Stanwick Lakes, situated near Rushden in Northamptonshire is a nature reserve popular with locals and tourists alike. It's hard to imagine that 50 years ago, through this now peace and tranquil environment, railway trains carrying passengers and goods thundered through. Today, on what were once railway tracks, ramblers, bird watchers and cyclists now enjoy the greenways they have become since the lines were closed.
Yet an echo of that past has now become visible in the form of a contemporary art structure entitled Trace Track. Railway sleepers arise from the earth, cross a lake and become solid railway lines that rise 12 meters into the air. It's the work of Xevi Bayona (seen with it above) from the Spanish region of Catalonia.
The sculpture is part of an EU Commission-funded project called Changing Tracks involving Catalonia, County Mayo in Ireland and Northamptonshire County Council. All three partners are seeking to engage with new audiences for contemporary art by placing it in unexpected places.
All three share a similar history of past industrialisation and mobility built on the railway. As road transport superseded that of rail, all three have transformed disused lines into recreational and tourist highways.
Each region then commissioned an artist to respond to the local heritage associated with the railways and the people who used them. These three artists then came up with different interpretations displayed in each country. Thus, Xevi Bayona, for example, has also created spectacular sculptures on old railway bridges in Mayo and Catalonia representing the smoke trail of a train and shadows of pedestrians and cyclists.
"I wanted to make landmarks in the landscape to display the past of the railway. I think it's important that people know about this past," he tells me.
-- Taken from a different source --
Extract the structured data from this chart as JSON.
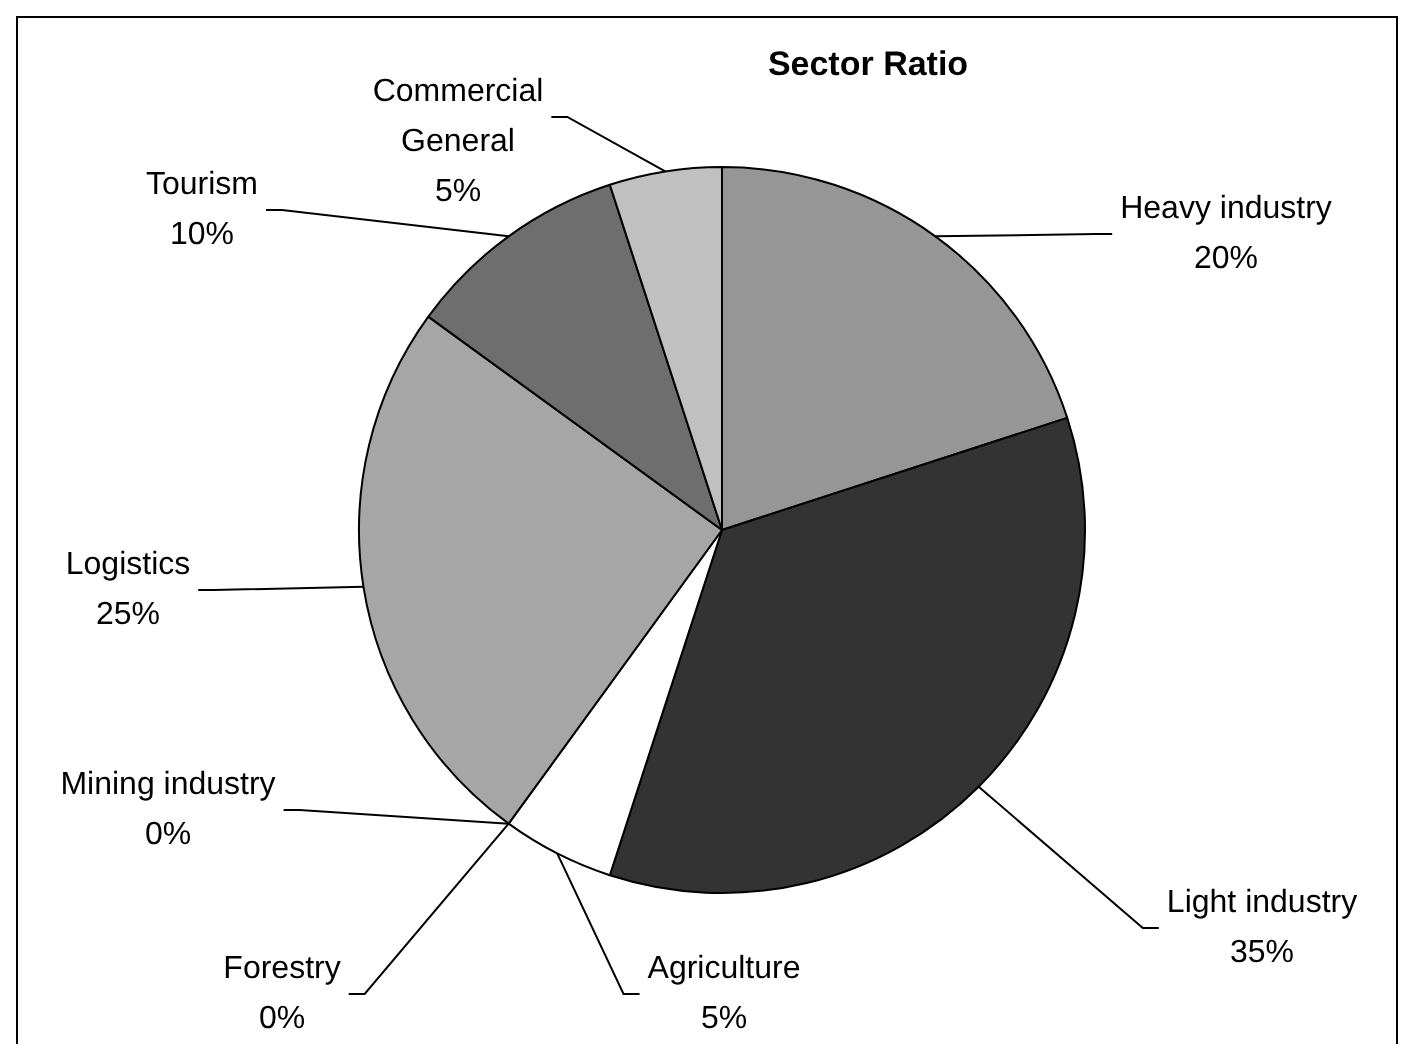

The Irish commission was awarded to multi-media artist Aideen Barry. Her interpretation was a quirky one inspired by a book she came across entitled Hints to Lady Travellers at Home and Abroad. It was written in 1889 by an eccentric character called Lillian Campbell Davidson whom Barry describes as being like a "pre-suffragette".
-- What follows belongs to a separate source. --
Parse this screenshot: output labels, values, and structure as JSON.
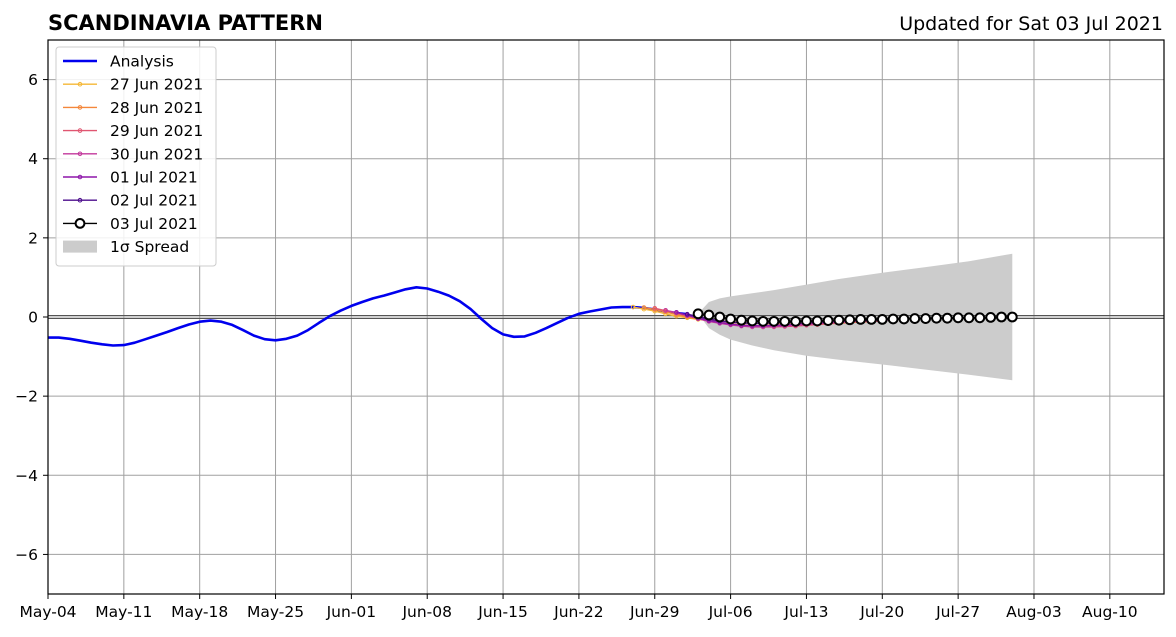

In the book, Davidson offers practical advice to women travellers. She says they should always carry a fishbone with which to whittle dust that might get into one's eye. She devotes four chapters to how to make tea in a carriage. Most bizarrely, she advises on how to take a bath on a train. This involves an instruction manual on how to turn a bathtub into a suitcase.
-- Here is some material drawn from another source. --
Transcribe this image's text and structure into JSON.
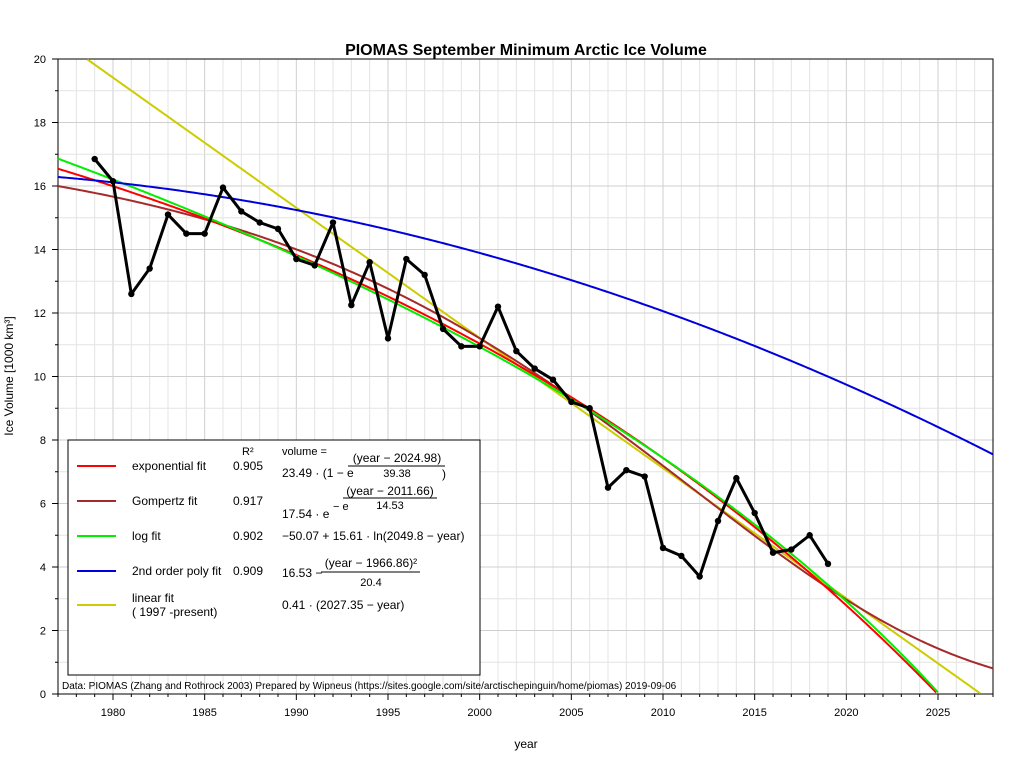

Barry decided to re-imagine, in the form of animated films, what it would have been like to be Lillian Campbell Davidson in 2014, negotiating the redundant railway lines that are now cycleways or extreme sports ways. Using stop motion video projections, her hilarious animations, a kind of Terry Gilliam meets Charlie Chaplin, includes her taking a bathtub out of her suitcase and having a bath on the line while cyclists go past (above).
"There's a real madness that goes into the work, and that describes a little bit of who I am," she tells me. "That little bit of the odd that I look for in my own work." Barry's projections are situated in various unexpected locations in the three countries. The one I saw was in one of Rushden's former goods sheds.
Salford-based Noah Rose's contribution has been to examine various themes surrounding the arrival and subsequent disappearance of the railways and their reinvention as greenways. He has created an artwork consisting of 12 "cabinets", four in each country, which delve into history and examine aspects surrounding migration, exile, language and cultural diversity. These "giant Toblerone-shaped" installations explore these universal themes yet retain a local resonance in each location.
Entitled Museum of Interconnected Events, the cabinet situated in Rushden Transport Museum (above), for example, is covered in shoe leather since Nothamptonshire was once a thriving centre of the boot and shoe trade. Gravel and ironstone surround others in the region. Similarly, in County Mayo he has covered his cabinets in turf, wool and seaweed. In Catalonia it's cork, charcoal and ceramics.
Within the cabinets can be found artefacts including archival photographs or other documents relating to the impact of the railways on their surroundings, as well as local legends and traditions.
Most movingly, they contain stories. They might be of people's journeys or looking at the lives of those who were dependent upon industries transforming raw materials into products, having been moved by train.
Inside the Rushden one, for example, are photographs and documents relating to a railway worker who volunteered to leave Britain to fight in the Spanish civil war in the 1930s. Others tell the story of a local man who became a conscientious objector during World War I.
These tales involved Noah Rose in a lot of research in libraries and museums in all three regions and listening to first-hand accounts by relatives of his subjects. Relatives also provided documents and photographs. As he put it, "Changing Tracks has been more than just a project but also a life-changer."
The Changing Tracks installations will remain in place until November. All images used here are my own.